Chemical Regulation: Congress Eyes TSCA Reform, Pesticide Rules

by Cheryl Hogue , Britt E. Erickson
January 27, 2014 | A version of this story appeared in Volume 92, Issue 4

Congress is still attempting to modernize the Toxic Substances Control Act (TSCA), a law that governs commercial chemicals. But for this reform to occur, Congress will have to vote on legislation by midyear before lawmakers shift their focus to election campaigns.

In 2013, most action on TSCA reform was in the Senate. The late Sen. Frank R. Lautenberg (D-N.J.) and Sen. David Vitter (R-La.) introduced the first-ever bipartisan bill to reform TSCA. Lautenberg died just weeks after introduction of the measure, S. 1009, after which Sen. Tom Udall (D-N.M.) took the lead for Democrats on the legislation.

For the past half year, Vitter and Udall have been seeking common ground on changes they both acknowledge that the bill needs. One such change is setting deadlines for the Environmental Protection Agency to complete safety assessments of commercial chemicals, which the legislation would require for the first time.

Vitter says he and Udall are delicately building revised provisions to S. 1009. “I’m confident we’ll keep our strong bipartisan momentum going,” Vitter says, “to once and for all reform the outdated, unworkable Toxic Substances Control Act.”

The House of Representatives is preparing to move its own reform bill this year. In 2013, the House Energy & Commerce Subcommittee on Environment & the Economy held four hearings on TSCA. Rep. John M. Shimkus (R-Ill.), chairman of that subcommittee, announced in December 2013 that he intends to craft a TSCA modernization bill. Observers note his staff is working to drum up bipartisan support for the measure, which they expect to be introduced within weeks.

As the momentum for TSCA reform builds, more segments of the private sector are entering the debate. Notably, a newly formed business coalition, Companies for Safer Chemicals, is positioning itself in close alignment with health and environmental advocates by seeking tougher provisions than the chemical industry wants in TSCA modernization legislation.

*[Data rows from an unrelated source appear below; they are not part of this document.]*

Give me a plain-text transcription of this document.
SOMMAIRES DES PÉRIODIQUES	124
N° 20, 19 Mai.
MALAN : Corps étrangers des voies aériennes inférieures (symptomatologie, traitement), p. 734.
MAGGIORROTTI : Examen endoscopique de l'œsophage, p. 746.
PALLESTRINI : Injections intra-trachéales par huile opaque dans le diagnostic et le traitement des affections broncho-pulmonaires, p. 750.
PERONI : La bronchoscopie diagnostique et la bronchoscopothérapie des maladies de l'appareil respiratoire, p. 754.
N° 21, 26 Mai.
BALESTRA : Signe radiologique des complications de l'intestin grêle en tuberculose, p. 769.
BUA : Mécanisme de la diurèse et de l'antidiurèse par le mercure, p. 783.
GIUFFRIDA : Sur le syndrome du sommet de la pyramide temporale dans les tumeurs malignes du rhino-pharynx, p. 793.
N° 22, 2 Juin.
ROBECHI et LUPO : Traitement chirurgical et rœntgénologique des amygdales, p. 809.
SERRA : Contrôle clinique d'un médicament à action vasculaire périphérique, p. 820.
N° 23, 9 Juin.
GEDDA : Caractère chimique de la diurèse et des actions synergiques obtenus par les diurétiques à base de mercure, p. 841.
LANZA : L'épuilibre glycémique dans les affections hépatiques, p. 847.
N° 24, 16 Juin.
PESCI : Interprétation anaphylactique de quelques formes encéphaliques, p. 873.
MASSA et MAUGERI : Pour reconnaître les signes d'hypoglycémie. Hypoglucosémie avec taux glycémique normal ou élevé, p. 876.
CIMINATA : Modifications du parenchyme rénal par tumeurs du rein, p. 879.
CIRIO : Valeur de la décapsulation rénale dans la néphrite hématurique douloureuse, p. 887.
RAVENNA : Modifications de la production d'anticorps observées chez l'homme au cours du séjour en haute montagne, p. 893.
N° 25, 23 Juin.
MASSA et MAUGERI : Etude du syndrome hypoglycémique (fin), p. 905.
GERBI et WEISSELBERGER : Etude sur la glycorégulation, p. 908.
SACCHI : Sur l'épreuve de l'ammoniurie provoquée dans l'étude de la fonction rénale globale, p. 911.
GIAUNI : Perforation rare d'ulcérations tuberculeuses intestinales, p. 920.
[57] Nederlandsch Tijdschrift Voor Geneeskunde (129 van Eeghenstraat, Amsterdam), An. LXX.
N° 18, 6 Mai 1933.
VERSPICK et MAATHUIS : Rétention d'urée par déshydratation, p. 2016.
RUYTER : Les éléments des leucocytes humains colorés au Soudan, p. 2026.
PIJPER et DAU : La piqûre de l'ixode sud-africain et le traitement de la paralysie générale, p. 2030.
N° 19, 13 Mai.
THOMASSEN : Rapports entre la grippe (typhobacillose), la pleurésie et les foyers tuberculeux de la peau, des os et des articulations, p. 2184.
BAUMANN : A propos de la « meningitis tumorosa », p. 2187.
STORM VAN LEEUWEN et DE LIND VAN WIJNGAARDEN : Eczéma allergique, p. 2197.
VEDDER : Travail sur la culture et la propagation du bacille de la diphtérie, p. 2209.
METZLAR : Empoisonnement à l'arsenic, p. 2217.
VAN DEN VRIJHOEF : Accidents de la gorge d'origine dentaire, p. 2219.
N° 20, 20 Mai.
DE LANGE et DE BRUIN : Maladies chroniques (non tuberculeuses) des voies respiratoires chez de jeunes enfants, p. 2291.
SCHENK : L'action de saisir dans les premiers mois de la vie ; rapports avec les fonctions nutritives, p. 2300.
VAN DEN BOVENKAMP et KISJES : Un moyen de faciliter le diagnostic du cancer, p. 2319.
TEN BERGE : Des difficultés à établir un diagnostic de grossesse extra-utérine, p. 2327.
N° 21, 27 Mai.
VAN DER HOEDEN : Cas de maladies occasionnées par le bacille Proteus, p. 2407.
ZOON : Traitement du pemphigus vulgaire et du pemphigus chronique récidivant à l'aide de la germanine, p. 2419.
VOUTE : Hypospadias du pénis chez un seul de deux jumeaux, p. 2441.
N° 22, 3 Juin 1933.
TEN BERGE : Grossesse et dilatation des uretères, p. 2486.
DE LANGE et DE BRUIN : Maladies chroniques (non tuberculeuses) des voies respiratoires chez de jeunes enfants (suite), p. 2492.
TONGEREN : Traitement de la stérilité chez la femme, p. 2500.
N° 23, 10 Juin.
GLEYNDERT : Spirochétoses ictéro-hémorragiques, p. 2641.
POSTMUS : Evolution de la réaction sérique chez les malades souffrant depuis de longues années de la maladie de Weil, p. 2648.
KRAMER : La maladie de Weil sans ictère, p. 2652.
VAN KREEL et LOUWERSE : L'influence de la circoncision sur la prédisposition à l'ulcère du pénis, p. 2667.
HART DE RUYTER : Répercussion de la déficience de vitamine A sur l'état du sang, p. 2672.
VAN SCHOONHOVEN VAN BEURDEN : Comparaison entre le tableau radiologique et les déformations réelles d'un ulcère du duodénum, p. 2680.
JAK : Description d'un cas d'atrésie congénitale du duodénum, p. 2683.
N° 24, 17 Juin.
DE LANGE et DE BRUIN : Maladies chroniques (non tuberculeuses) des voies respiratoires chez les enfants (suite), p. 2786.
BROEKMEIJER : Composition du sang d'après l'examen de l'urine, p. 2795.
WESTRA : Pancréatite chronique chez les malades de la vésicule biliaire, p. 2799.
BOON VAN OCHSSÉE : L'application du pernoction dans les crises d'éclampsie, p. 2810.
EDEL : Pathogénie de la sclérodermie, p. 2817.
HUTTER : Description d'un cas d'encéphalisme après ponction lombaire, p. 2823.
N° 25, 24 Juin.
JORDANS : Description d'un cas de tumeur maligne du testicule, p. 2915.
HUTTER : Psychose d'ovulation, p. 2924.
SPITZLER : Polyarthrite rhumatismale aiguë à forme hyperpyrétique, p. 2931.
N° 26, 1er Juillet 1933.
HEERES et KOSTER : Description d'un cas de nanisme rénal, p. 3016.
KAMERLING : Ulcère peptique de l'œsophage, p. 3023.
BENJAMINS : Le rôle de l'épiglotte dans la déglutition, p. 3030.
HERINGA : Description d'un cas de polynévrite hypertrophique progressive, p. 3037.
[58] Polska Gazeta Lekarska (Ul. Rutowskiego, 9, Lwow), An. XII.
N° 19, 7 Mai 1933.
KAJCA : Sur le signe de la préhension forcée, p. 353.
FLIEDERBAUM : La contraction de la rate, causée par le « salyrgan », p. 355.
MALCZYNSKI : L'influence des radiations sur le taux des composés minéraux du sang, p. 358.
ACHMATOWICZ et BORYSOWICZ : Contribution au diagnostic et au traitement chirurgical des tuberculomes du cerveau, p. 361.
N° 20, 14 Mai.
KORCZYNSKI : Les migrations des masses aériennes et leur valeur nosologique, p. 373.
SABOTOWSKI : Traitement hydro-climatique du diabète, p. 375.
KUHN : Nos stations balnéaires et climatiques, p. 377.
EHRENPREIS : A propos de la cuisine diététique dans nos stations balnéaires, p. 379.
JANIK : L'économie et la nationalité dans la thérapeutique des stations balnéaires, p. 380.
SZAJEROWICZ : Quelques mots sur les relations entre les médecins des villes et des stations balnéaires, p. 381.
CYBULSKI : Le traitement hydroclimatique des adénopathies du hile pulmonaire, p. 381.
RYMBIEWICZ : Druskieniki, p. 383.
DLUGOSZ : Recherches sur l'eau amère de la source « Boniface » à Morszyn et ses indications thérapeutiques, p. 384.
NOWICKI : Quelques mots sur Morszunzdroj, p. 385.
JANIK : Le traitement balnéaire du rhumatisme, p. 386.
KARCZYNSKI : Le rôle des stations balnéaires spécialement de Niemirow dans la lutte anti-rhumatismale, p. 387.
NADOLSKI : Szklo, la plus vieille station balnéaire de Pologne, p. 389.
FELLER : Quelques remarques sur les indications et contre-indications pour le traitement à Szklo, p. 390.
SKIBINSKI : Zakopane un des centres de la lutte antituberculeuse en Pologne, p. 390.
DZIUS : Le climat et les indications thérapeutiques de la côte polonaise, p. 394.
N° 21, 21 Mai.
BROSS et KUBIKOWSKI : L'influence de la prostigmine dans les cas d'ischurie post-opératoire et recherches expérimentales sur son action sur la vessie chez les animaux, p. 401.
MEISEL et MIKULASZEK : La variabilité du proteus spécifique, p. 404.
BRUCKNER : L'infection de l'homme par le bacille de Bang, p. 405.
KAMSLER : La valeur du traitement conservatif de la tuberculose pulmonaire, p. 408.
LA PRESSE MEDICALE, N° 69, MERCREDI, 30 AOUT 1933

“Strong lobbying by other industry groups has given policymakers the impression that business is monolithic in its support for weak legislation” to reform TSCA, according to the coalition, which includes consumer product, fashion, and food makers such as Seventh Generation, Patagonia, Stonyfield Farm, and Eileen Fisher.

Companies for Safer Chemicals opposes a provision in S. 1009 that the chemical industry desperately desires: preemption of state laws and regulation of chemicals to establish a single, nationwide system. The group says any rewrite of the chemical control law “must respect the rights of states to protect their residents when the federal government fails to do so.”

Pesticide regulation is also expected to be on the radar of lawmakers because of a provision in a version of a new five-year farm bill. Both the House and Senate have passed farm bill legislation, but the two chambers are struggling to reach consensus.

Supported by pesticide makers and grower groups, a provision in the House-passed version of the farm bill (H.R. 2642) would eliminate a 2009 court-ordered requirement that pesticide applicators obtain a discharge permit under the Clean Water Act (CWA) when applying pesticides in or over navigable waters. A CWA permit, provision proponents say, is unnecessary and duplicative because the effects of pesticides on aquatic environments are already considered under the Federal Insecticide, Fungicide & Rodenticide Act (FIFRA).

The Senate-passed version of the farm bill (S. 954) does not contain such a provision. Senate Environment & Public Works Committee Chairman Barbara Boxer (D-Calif.) and committee member Benjamin L. Cardin (D-Md.) blocked consideration of such legislation in 2012, arguing that EPA’s standard for assessing aquatic effects of pesticides under FIFRA is insufficient to protect the environment and humans from harm.

H.R. 2642 also addresses EPA’s failure to incorporate endangered species consultations into hundreds of pesticide safety reviews. It would direct EPA, the Fish & Wildlife Service, and the National Marine Fisheries Service to work together as required under the Endangered Species Act and follow the streamlined consultation approach outlined in a 2013 National Academy of Sciences report.